With nature taking its course, the sand trap on the seventh hole of the Debert Golf Course has been declared off limits, course manager Mark Webb said in an interview Tuesday.
“We have a sign down there and it is a roped off area,” Webb said. “Everybody has kind of kept their distance, and if their ball lands in it, they pick it up and put it in another spot.”
Webb said the turtle nicknamed Shelley was rescued from the side of a road last year by a friend and brought to the course, where it has apparently made itself at home.
“At the time we thought it was a male, so we called it Sheldon,” he said with a laugh. “About two days later we had noticed that it had dug a hole in the sand trap and it had laid eggs.”

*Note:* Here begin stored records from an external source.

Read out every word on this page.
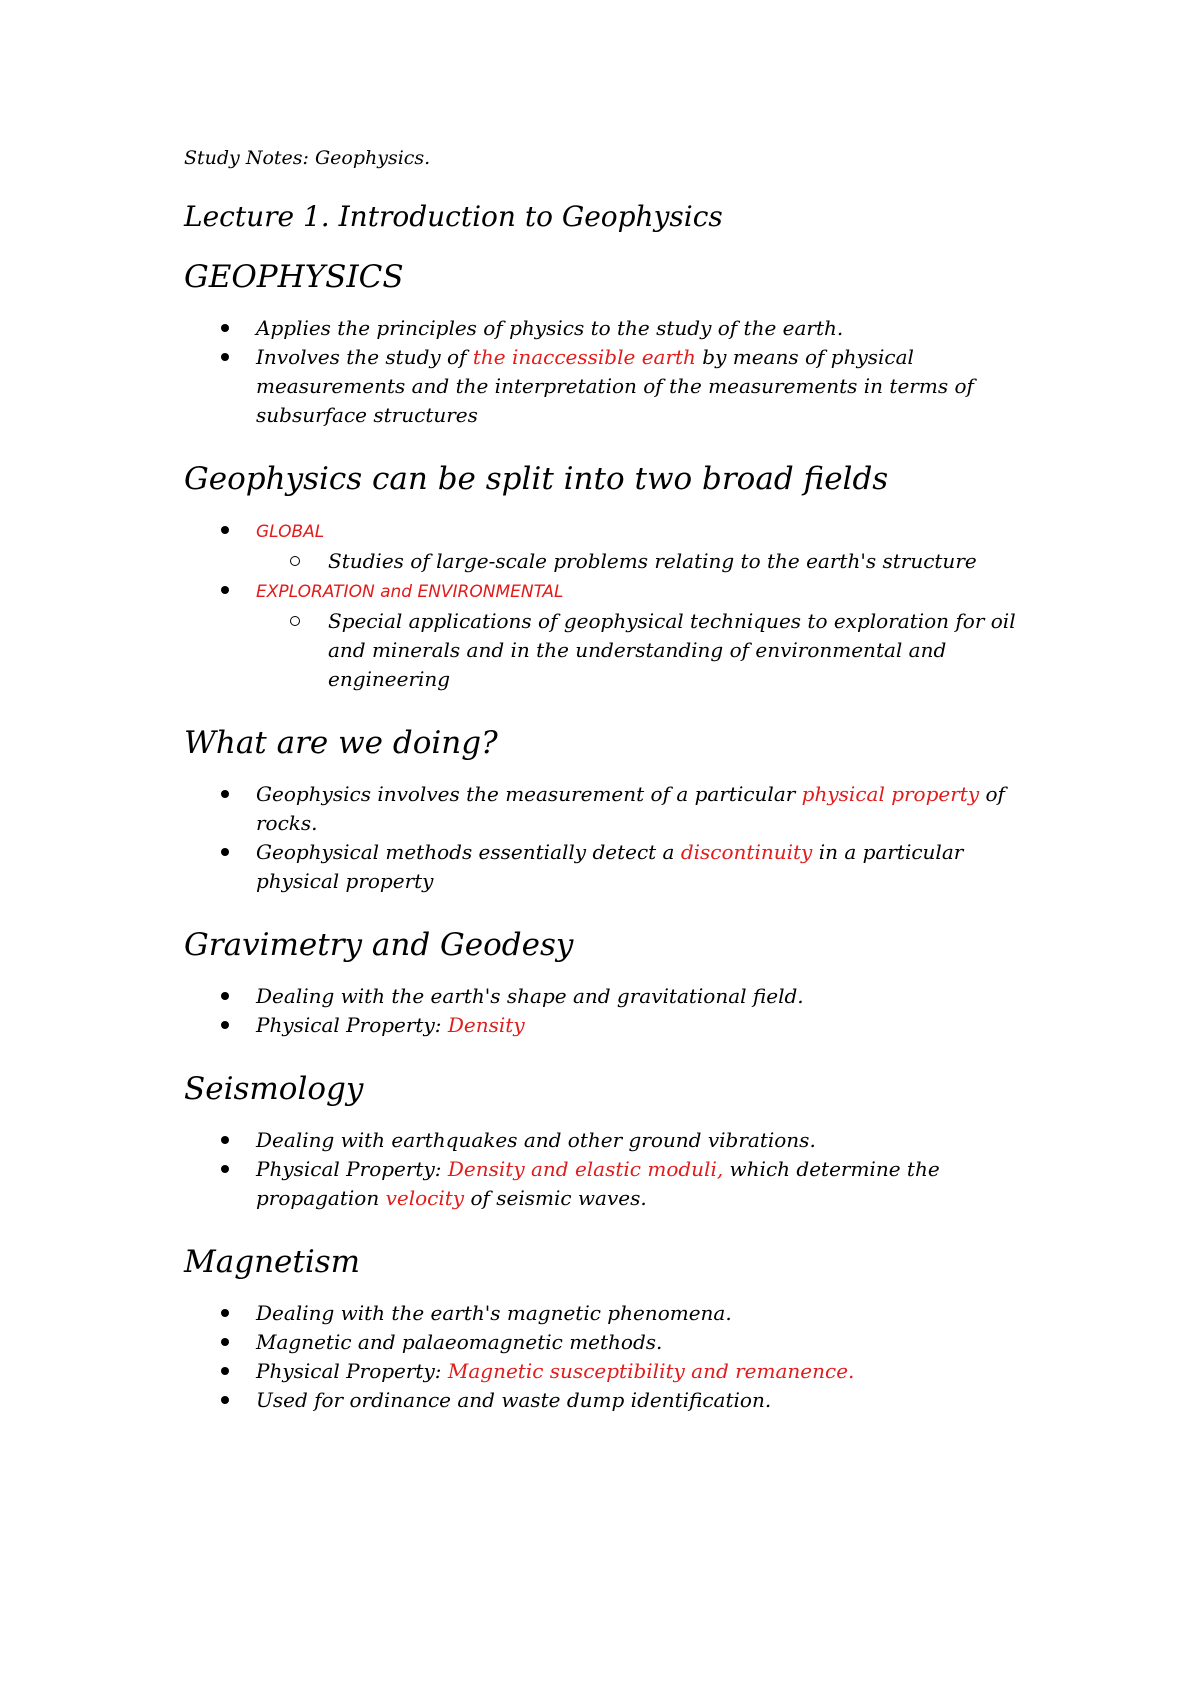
Study Notes: Geophysics.
Lecture 1. Introduction to Geophysics
GEOPHYSICS
Applies the principles of physics to the study of the earth.
Involves the study of the inaccessible earth by means of physical measurements and the interpretation of the measurements in terms of subsurface structures
Geophysics can be split into two broad fields
GLOBAL
Studies of large-scale problems relating to the earth's structure
EXPLORATION and ENVIRONMENTAL
Special applications of geophysical techniques to exploration for oil and minerals and in the understanding of environmental and engineering
What are we doing?
Geophysics involves the measurement of a particular physical property of rocks.
Geophysical methods essentially detect a discontinuity in a particular physical property
Gravimetry and Geodesy
Dealing with the earth's shape and gravitational field.
Physical Property: Density
Seismology
Dealing with earthquakes and other ground vibrations.
Physical Property: Density and elastic moduli, which determine the propagation velocity of seismic waves.
Magnetism
Dealing with the earth's magnetic phenomena.
Magnetic and palaeomagnetic methods.
Physical Property: Magnetic susceptibility and remanence.
Used for ordinance and waste dump identification.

Webb said that after a hatching last September, he was able to help three of the baby turtles make it safely to a pond on the course. The nine-hole course has several ponds that provide an ideal turtle habitat.
After the young turtles hatched, Webb said the mother disappeared and the course staff didn’t see it until it turned up recently to lay more eggs.
“There are two or three big ponds and they are quite heavily cat-tailed up, so obviously she was living there the whole time and we didn’t even know it,” he said. “Like my wife said, obviously she found a friend and she laid eggs again.”
Webb said he still hasn’t seen last year’s little ones yet this year, adding they were “only the size of a toonie” when he helped them into the water.
Andrew Hebda, a curator of zoology with the Nova Scotia Museum, said while snapping turtles often lay eggs in June, recent cooler springs have meant the eggs are being laid later in the summer.
The current batch of eggs may not hatch until October Hebda said, and if gets cooler earlier in the summer or fall the hatchlings may not emerge from the trap until next spring.
Hebda said snapping turtles, which can live until the age of 60 or more, are listed as vulnerable in Nova Scotia. He said that’s mainly because of the high mortality rate of young turtles and the fact females have a tendency to lay their eggs at the sides of roads because of the favourable conditions the terrain can present, including warm gravel and asphalt.
That of course, raises the danger for the slow-moving reptiles.
“Unfortunately a lot of people tend not to slow down for wildlife unless they can possibly cause damage to their vehicles,” Hebda said.
The problem is so bad the Nature Conservancy of Canada issued a plea to motorists in eastern Canada in June asking them to slow down, noting there are eight turtle species in Ontario and six species in Quebec that are considered at risk.
In Quebec alone, 75 roads and highways have been identified as “hot spots” for vehicles striking turtles.
Hebda said the Debert turtle is fortunate to have found a habitat that includes a sand trap, because it presents “the ideal stable conditions” to suit it in the long run.
“Good spot for eggs, probably bad spot for bad golfers,” he quipped.